Она чиркнула зажигалкой, чтобы прикурить сигарету, рыженькое пламя метнулось у ее щеки, выхватив зазолотившуюся прядь волос и прищуренный глаз; он не знал, что отвечать, обернулся на дом. Окна его были темны; где-то там, в комнате, спала одинокая женщина.
— Нам пора ехать, — сказал Николай Васильевич, — Будите Павла.
— Еще минуту, — попросила она и заговорила уже теперь другим, более строгим тоном: — Я вот о чем, Николай Васильевич… Было бы целесообразно ввести в руководство цеха какого-нибудь из наших ребят. Андрея или Павла. Мы попробуем довести здесь многое до уровня самых высоких мировых стандартов.
— В чем?
— В технологии. У нас в запасе есть немало предложений на будущее. Но не хотелось бы тратить силы на преодоление бюрократических рогаток.

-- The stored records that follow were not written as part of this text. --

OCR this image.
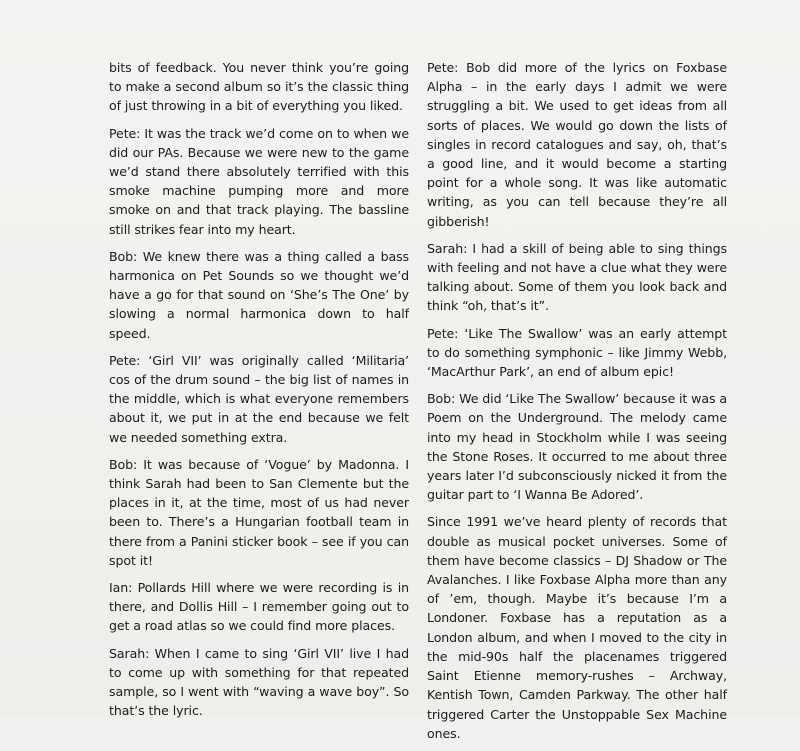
bits of feedback. You never think you’re going to make a second album so it’s the classic thing of just throwing in a bit of everything you liked.

Pete: It was the track we’d come on to when we did our PAs. Because we were new to the game we’d stand there absolutely terrified with this smoke machine pumping more and more smoke on and that track playing. The bassline still strikes fear into my heart.

Bob: We knew there was a thing called a bass harmonica on Pet Sounds so we thought we’d have a go for that sound on ‘She’s The One’ by slowing a normal harmonica down to half speed.

Pete: ‘Girl VII’ was originally called ‘Militaria’ cos of the drum sound – the big list of names in the middle, which is what everyone remembers about it, we put in at the end because we felt we needed something extra.

Bob: It was because of ‘Vogue’ by Madonna. I think Sarah had been to San Clemente but the places in it, at the time, most of us had never been to. There’s a Hungarian football team in there from a Panini sticker book – see if you can spot it!

Ian: Pollards Hill where we were recording is in there, and Dollis Hill – I remember going out to get a road atlas so we could find more places.

Sarah: When I came to sing ‘Girl VII’ live I had to come up with something for that repeated sample, so I went with “waving a wave boy”. So that’s the lyric.

Pete: Bob did more of the lyrics on Foxbase Alpha – in the early days I admit we were struggling a bit. We used to get ideas from all sorts of places. We would go down the lists of singles in record catalogues and say, oh, that’s a good line, and it would become a starting point for a whole song. It was like automatic writing, as you can tell because they’re all gibberish!

Sarah: I had a skill of being able to sing things with feeling and not have a clue what they were talking about. Some of them you look back and think “oh, that’s it”.

Pete: ‘Like The Swallow’ was an early attempt to do something symphonic – like Jimmy Webb, ‘MacArthur Park’, an end of album epic!

Bob: We did ‘Like The Swallow’ because it was a Poem on the Underground. The melody came into my head in Stockholm while I was seeing the Stone Roses. It occurred to me about three years later I’d subconsciously nicked it from the guitar part to ‘I Wanna Be Adored’.

Since 1991 we’ve heard plenty of records that double as musical pocket universes. Some of them have become classics – DJ Shadow or The Avalanches. I like Foxbase Alpha more than any of ’em, though. Maybe it’s because I’m a Londoner. Foxbase has a reputation as a London album, and when I moved to the city in the mid-90s half the placenames triggered Saint Etienne memory-rushes – Archway, Kentish Town, Camden Parkway. The other half triggered Carter the Unstoppable Sex Machine ones.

— Вы имеете в виду дирекцию?
— Ну нет, — он почувствовал, как она улыбнулась. — Шергова можно обвинить в чем угодно, только не в этом. Но путь до него от цехового инженера усеян докладными. Меня же учили выбирать самую короткую дорогу. В общем, вам решать, Николай Васильевич. — Она поднялась со скамьи и пошла к дому, сначала шаги ее были еле слышны, потом заскрипели по гравийной дорожке.
Николай Васильевич помедлил, не хотелось покидать насиженного места. Да, Поповский все-таки многому ее научил…

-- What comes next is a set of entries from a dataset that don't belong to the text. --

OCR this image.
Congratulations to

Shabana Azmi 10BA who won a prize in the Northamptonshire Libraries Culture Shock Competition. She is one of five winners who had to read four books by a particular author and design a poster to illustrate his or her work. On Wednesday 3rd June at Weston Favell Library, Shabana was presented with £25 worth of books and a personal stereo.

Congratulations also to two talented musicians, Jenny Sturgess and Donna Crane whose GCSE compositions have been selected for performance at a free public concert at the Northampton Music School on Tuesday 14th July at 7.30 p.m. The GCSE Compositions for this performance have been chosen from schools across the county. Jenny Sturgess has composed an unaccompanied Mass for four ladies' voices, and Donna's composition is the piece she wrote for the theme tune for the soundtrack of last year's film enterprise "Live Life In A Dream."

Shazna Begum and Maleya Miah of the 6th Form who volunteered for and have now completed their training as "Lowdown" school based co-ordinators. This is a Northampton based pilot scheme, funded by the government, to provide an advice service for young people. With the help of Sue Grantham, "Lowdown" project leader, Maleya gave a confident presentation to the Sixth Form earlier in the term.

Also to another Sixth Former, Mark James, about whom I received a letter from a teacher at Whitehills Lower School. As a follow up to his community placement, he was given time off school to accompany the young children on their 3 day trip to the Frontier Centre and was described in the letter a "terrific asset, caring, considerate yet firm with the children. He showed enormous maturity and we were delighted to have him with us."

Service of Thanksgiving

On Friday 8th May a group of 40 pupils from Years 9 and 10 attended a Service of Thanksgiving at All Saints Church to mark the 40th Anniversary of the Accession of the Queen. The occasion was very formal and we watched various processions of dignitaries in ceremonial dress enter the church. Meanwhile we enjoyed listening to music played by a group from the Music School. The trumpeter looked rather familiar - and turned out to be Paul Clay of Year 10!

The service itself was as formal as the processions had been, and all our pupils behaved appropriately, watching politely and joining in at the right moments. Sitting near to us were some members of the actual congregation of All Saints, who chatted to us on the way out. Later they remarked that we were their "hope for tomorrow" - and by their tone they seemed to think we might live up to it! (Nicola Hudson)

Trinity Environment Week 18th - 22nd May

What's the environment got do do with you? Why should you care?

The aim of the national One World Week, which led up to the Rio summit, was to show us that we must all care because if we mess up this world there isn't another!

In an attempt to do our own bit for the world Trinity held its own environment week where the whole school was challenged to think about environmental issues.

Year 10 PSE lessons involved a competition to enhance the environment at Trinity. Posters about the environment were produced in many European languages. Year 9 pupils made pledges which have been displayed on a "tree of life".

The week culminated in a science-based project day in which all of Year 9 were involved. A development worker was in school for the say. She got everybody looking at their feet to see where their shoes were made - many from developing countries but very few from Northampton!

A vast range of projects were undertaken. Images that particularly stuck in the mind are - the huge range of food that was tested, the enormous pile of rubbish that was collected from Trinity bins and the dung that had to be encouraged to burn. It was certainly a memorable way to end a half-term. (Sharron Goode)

Он взглянул на звездное небо, с трудом встал, чтоб идти к калитке, но едва сделал несколько шагов, как почувствовал: рядом кто-то есть, оглянулся и увидел, как от угла дома отделилась объемная тень, и при лунном свете различил Софью Анатольевну, она стояла в пальто, платок на голове не был повязан, белела открытая шея.
— Вы? — прошептал он.
— Тсс-с, — протянула она, прижав палец к губам.
— Вы что же, тут все время были?
— А где же мне быть? — глухим шепотом ответила она.
— Значит, все слышали?
— Ну конечно, — спокойно подтвердила она. — Но ты иди, иди, не расстраивайся… Все правильно, Коленька, все правильно. Тсс-с…
Дверь хлопнула.
Она подтолкнула его в плечо большой пухлой ладонью, и он, невольно подчинившись ей, ступил на гравийную дорожку; с крыльца спускались Наташа и Павел…

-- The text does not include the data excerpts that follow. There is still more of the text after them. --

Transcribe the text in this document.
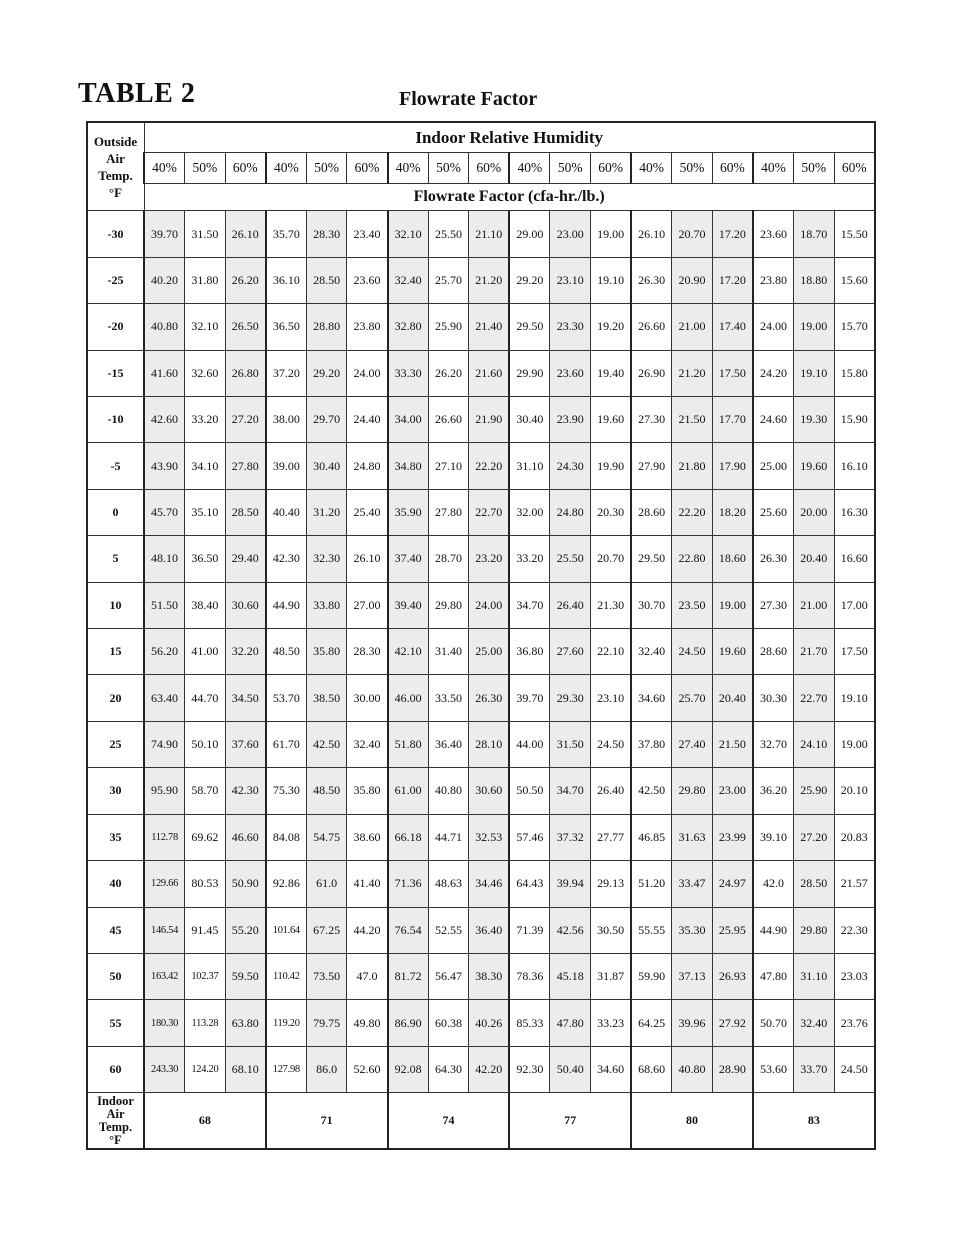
TABLE 2	Flowrate Factor
Outside
Air
Temp.
°F	Indoor Relative Humidity																	
	40%	50%	60%	40%	50%	60%	40%	50%	60%	40%	50%	60%	40%	50%	60%	40%	50%	60%
	Flowrate Factor (cfa-hr./lb.)																	
-30	39.70	31.50	26.10	35.70	28.30	23.40	32.10	25.50	21.10	29.00	23.00	19.00	26.10	20.70	17.20	23.60	18.70	15.50
-25	40.20	31.80	26.20	36.10	28.50	23.60	32.40	25.70	21.20	29.20	23.10	19.10	26.30	20.90	17.20	23.80	18.80	15.60
-20	40.80	32.10	26.50	36.50	28.80	23.80	32.80	25.90	21.40	29.50	23.30	19.20	26.60	21.00	17.40	24.00	19.00	15.70
-15	41.60	32.60	26.80	37.20	29.20	24.00	33.30	26.20	21.60	29.90	23.60	19.40	26.90	21.20	17.50	24.20	19.10	15.80
-10	42.60	33.20	27.20	38.00	29.70	24.40	34.00	26.60	21.90	30.40	23.90	19.60	27.30	21.50	17.70	24.60	19.30	15.90
-5	43.90	34.10	27.80	39.00	30.40	24.80	34.80	27.10	22.20	31.10	24.30	19.90	27.90	21.80	17.90	25.00	19.60	16.10
0	45.70	35.10	28.50	40.40	31.20	25.40	35.90	27.80	22.70	32.00	24.80	20.30	28.60	22.20	18.20	25.60	20.00	16.30
5	48.10	36.50	29.40	42.30	32.30	26.10	37.40	28.70	23.20	33.20	25.50	20.70	29.50	22.80	18.60	26.30	20.40	16.60
10	51.50	38.40	30.60	44.90	33.80	27.00	39.40	29.80	24.00	34.70	26.40	21.30	30.70	23.50	19.00	27.30	21.00	17.00
15	56.20	41.00	32.20	48.50	35.80	28.30	42.10	31.40	25.00	36.80	27.60	22.10	32.40	24.50	19.60	28.60	21.70	17.50
20	63.40	44.70	34.50	53.70	38.50	30.00	46.00	33.50	26.30	39.70	29.30	23.10	34.60	25.70	20.40	30.30	22.70	19.10
25	74.90	50.10	37.60	61.70	42.50	32.40	51.80	36.40	28.10	44.00	31.50	24.50	37.80	27.40	21.50	32.70	24.10	19.00
30	95.90	58.70	42.30	75.30	48.50	35.80	61.00	40.80	30.60	50.50	34.70	26.40	42.50	29.80	23.00	36.20	25.90	20.10
35	112.78	69.62	46.60	84.08	54.75	38.60	66.18	44.71	32.53	57.46	37.32	27.77	46.85	31.63	23.99	39.10	27.20	20.83
40	129.66	80.53	50.90	92.86	61.0	41.40	71.36	48.63	34.46	64.43	39.94	29.13	51.20	33.47	24.97	42.0	28.50	21.57
45	146.54	91.45	55.20	101.64	67.25	44.20	76.54	52.55	36.40	71.39	42.56	30.50	55.55	35.30	25.95	44.90	29.80	22.30
50	163.42	102.37	59.50	110.42	73.50	47.0	81.72	56.47	38.30	78.36	45.18	31.87	59.90	37.13	26.93	47.80	31.10	23.03
55	180.30	113.28	63.80	119.20	79.75	49.80	86.90	60.38	40.26	85.33	47.80	33.23	64.25	39.96	27.92	50.70	32.40	23.76
60	243.30	124.20	68.10	127.98	86.0	52.60	92.08	64.30	42.20	92.30	50.40	34.60	68.60	40.80	28.90	53.60	33.70	24.50

Indoor
Air
Temp.
°F	68			71			74			77			80			83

Они приехали вовремя, аварийная бригада закончила работу, об этом и доложил Шергов, как только увидел Николая Васильевича в цехе, доложил возбужденно, радуясь и гордясь, что работу сделали за два с половиной часа.
Николай Васильевич сел к столу, и все началось сызнова: опять к нему вернулось ощущение слитности с механизмами, будто обнажились нервы, и не было остановки, не было поездки в «Гайку», — все сразу ушло, и осталось вот только это: движение детали по линии, все с самого начала — через раскладку, черновую обработку в печь, потом на прокатные станы. Теперь детали двигались стремительно по пробитому ранее пути, пока не дошли до крюкового конвейера, он потянул их к отпускной печи, к камере замедленного охлаждения, — и тут Николай Васильевич почувствовал, как замер весь цех в ожидании, время сразу растянулось, ровный гул механизмов наполнял цех, молчали в селекторе, молчание было долгим, и Николай Васильевич вдруг понял: все в порядке! Ну, теперь на чистовую обработку, там тоже станки с программным управлением — вот где нельзя прозевать; Наташа положила перед ним расчеты, Павел был на месте, — нет, он не прозевает, он отлично знает такие станки; первое колесо сошло с чистовой обработки, и транспортер понес его на экспедиционный стеллаж, и оттуда, усиленное динамиками громкой связи, вдруг взорвалось неожиданное, мальчишеское:
— Ур-р-ра!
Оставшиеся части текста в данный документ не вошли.